Ciputat, 12 Oktober 2011
Undang-Undang Pengelolaan Zakat yang akan segera disahkan tetap tidak mengatur sanksi pidana bagi muzaki (pemberi zakat) yang tidak menunaikan kewajiban zakatnya. Hal tersebut diungkapkan Ketua Komisi VIII DPR RI, Abdul Kadir Karding (F-KB) seusai uji publik RUU Pengelolaan Zakat di Gedung Sate Bandung, Selasa (11/10).
“Ini memang menjadi perdebatan. Tapi itu urusan agama, jangan dipaksa oleh negara. Merupakan urusan hamba dan Tuhannya. Yang dibutuhkan, menumbuhkan kesadarannya,” tandasnya.
Pengesahan draf RUU Zakat menjadi Undang-Undang dijadwalkan pada November mendatang dalam Sidang Paripurna DPR. Menurut Karding, jadwal itu tak akan meleset karena prosesnya hampir rampung. Setelah uji publik di tiga provinsi, dua lainnya Riau dan Gorontalo, Komisi VIII menggelar rapat internal yang kemudian dilanjutkan rapat kerja dengan kementerian terkait, Menag.
Dijelaskan Abdul Kadir Karding, sanksi pidana yang termaktub dalam draft RUU hanya diperuntukan bagi badan pengumpul zakat.
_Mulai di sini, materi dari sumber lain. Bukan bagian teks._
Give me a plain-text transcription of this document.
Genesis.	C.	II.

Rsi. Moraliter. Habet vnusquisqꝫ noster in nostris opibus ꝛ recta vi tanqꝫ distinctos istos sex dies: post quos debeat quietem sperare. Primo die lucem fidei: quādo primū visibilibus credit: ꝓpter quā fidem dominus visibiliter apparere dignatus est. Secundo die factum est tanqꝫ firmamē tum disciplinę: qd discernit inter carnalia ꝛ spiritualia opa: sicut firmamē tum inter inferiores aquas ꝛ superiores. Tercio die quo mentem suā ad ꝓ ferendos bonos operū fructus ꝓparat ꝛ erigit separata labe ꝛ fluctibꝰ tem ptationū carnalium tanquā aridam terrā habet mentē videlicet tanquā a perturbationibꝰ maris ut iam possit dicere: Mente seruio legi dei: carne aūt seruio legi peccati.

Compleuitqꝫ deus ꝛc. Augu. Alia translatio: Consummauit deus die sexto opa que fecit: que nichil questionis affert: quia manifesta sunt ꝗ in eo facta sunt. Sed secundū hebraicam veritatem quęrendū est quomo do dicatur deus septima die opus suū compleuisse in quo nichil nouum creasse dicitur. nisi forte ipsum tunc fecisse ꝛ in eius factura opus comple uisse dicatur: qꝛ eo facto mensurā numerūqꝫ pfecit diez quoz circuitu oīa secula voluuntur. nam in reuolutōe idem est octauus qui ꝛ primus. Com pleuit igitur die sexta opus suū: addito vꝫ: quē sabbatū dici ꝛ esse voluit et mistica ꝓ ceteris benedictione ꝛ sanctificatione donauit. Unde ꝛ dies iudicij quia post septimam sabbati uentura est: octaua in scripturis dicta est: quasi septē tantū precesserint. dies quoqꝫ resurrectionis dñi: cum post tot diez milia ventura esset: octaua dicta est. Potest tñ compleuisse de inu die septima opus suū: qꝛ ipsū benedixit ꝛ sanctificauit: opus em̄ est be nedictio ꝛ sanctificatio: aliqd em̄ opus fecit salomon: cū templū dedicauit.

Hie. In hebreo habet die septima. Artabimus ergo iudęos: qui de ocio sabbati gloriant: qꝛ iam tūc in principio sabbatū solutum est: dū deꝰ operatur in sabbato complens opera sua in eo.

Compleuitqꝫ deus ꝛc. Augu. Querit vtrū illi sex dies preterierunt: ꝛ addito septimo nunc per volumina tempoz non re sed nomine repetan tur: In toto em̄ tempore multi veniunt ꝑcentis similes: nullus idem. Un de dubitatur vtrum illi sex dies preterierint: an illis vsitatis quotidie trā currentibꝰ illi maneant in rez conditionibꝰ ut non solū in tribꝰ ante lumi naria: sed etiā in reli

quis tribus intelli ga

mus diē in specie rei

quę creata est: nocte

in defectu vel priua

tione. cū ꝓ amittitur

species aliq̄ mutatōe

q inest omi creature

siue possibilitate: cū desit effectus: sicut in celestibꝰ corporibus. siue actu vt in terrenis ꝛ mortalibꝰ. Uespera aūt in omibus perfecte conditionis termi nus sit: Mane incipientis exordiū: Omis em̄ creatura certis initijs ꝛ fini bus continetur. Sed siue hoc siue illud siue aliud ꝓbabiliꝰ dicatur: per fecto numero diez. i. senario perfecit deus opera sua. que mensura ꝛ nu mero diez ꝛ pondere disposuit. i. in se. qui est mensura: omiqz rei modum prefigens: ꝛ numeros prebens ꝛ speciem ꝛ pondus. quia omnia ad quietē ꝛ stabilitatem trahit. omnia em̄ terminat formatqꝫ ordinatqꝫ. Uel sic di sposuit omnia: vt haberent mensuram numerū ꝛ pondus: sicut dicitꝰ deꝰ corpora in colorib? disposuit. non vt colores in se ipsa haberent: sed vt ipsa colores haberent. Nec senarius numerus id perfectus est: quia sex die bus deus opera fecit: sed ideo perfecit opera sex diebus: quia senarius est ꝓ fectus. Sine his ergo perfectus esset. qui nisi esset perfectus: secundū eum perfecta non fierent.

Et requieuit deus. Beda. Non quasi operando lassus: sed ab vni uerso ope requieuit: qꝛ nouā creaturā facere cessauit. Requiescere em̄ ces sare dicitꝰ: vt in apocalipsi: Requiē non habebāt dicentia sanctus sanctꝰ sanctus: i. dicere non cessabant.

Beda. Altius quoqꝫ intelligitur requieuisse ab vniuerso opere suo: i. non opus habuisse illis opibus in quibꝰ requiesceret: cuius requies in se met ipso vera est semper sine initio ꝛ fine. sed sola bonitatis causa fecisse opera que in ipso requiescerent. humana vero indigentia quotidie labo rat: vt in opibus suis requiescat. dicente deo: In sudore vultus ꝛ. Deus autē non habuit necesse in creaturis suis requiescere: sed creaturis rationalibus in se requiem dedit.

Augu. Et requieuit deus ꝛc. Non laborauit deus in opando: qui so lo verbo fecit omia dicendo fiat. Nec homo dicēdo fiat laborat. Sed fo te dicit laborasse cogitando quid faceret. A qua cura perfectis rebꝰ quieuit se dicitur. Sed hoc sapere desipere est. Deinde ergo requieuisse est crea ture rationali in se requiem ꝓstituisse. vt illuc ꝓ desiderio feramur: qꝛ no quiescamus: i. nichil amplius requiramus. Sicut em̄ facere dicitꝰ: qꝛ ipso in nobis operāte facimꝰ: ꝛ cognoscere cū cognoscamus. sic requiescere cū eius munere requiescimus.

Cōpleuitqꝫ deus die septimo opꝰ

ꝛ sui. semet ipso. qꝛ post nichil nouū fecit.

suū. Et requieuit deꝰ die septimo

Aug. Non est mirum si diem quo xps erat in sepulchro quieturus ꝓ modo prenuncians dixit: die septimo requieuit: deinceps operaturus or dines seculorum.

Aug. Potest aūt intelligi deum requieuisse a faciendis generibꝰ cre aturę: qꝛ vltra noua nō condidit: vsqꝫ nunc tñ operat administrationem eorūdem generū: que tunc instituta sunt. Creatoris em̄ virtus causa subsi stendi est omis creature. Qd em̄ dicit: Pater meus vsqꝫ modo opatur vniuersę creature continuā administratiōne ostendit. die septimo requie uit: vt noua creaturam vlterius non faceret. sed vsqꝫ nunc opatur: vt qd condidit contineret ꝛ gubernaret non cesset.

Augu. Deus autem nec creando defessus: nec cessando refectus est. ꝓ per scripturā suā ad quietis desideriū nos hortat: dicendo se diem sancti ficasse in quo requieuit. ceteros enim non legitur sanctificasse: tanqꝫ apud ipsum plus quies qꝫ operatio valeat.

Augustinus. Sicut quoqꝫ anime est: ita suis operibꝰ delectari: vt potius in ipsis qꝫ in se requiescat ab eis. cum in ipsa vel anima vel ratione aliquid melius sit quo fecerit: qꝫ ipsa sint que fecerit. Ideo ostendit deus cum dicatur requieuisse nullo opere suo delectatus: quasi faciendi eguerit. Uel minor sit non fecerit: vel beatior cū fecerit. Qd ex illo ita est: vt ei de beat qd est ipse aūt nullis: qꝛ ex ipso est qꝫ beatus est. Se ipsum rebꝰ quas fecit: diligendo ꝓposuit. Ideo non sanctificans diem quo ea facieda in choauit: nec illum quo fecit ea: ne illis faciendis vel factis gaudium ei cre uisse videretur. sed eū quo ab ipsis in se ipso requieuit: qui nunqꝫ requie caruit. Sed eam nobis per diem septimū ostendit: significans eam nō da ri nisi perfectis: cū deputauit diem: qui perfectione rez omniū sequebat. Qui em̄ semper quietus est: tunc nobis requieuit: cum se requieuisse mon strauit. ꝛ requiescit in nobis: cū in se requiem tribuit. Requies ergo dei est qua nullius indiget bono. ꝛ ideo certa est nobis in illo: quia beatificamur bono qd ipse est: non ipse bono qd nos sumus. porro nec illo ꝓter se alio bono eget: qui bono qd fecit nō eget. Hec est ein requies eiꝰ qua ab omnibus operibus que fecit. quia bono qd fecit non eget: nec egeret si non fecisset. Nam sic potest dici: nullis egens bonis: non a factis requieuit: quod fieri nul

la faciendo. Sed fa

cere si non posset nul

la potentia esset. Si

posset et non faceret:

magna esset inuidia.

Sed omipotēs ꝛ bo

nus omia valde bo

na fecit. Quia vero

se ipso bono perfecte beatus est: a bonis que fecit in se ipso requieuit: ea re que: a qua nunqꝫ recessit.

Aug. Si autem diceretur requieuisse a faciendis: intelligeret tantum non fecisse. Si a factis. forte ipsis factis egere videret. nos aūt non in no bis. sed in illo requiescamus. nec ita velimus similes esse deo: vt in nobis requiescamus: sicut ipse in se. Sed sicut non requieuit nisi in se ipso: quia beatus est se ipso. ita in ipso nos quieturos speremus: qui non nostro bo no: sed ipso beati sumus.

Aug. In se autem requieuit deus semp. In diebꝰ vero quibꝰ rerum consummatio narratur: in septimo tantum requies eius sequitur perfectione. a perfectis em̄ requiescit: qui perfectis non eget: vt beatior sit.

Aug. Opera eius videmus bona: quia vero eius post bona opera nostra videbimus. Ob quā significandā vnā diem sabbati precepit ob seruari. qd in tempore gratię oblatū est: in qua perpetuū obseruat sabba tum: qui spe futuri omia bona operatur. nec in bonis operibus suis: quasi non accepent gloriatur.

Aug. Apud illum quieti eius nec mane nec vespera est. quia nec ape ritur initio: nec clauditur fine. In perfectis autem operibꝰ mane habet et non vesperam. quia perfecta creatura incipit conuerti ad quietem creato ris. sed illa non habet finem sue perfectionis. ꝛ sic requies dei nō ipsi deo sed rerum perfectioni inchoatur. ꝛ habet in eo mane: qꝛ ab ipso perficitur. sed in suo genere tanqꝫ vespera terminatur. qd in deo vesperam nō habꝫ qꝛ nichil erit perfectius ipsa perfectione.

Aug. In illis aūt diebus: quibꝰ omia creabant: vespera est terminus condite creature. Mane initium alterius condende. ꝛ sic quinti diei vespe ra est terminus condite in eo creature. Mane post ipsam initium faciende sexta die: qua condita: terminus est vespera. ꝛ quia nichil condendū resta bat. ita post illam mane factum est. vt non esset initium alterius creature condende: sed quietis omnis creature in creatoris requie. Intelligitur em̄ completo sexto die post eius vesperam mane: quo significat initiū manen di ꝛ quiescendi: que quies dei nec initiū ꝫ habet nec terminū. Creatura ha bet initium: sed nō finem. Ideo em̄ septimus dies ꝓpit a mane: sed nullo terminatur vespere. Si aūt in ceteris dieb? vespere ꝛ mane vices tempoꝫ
Ancaman hukumannya, 1-5 tahun penjara dengan denda paling banyak Rp 500 juta. “Pengalaman kami pengumpul zakat tidak transparan, hak penerima malah disalahgunakan. Ada sanksi pidana bagi pengumpul yang menyalagunakan kewenangan,” katanya.
Keberadaan UU Pengelolaan Zakat diharapkan dapat mengoptimalkan pengumpulan potensi yang ditaksir mencapai triliunan. Perundangan itu di antaranya mengatur keberadaan lembaga amil zakat.
Meski demikian, perundangan itu dijamin tak akan mematikan lembaga amil zakat yang sudah beraktivits di masyarakat. “Hanya saja, lembaganya perlu disertifikasi sesuai dengan ketentuan seperti diatur dalam materi perundangan,” jelasnya.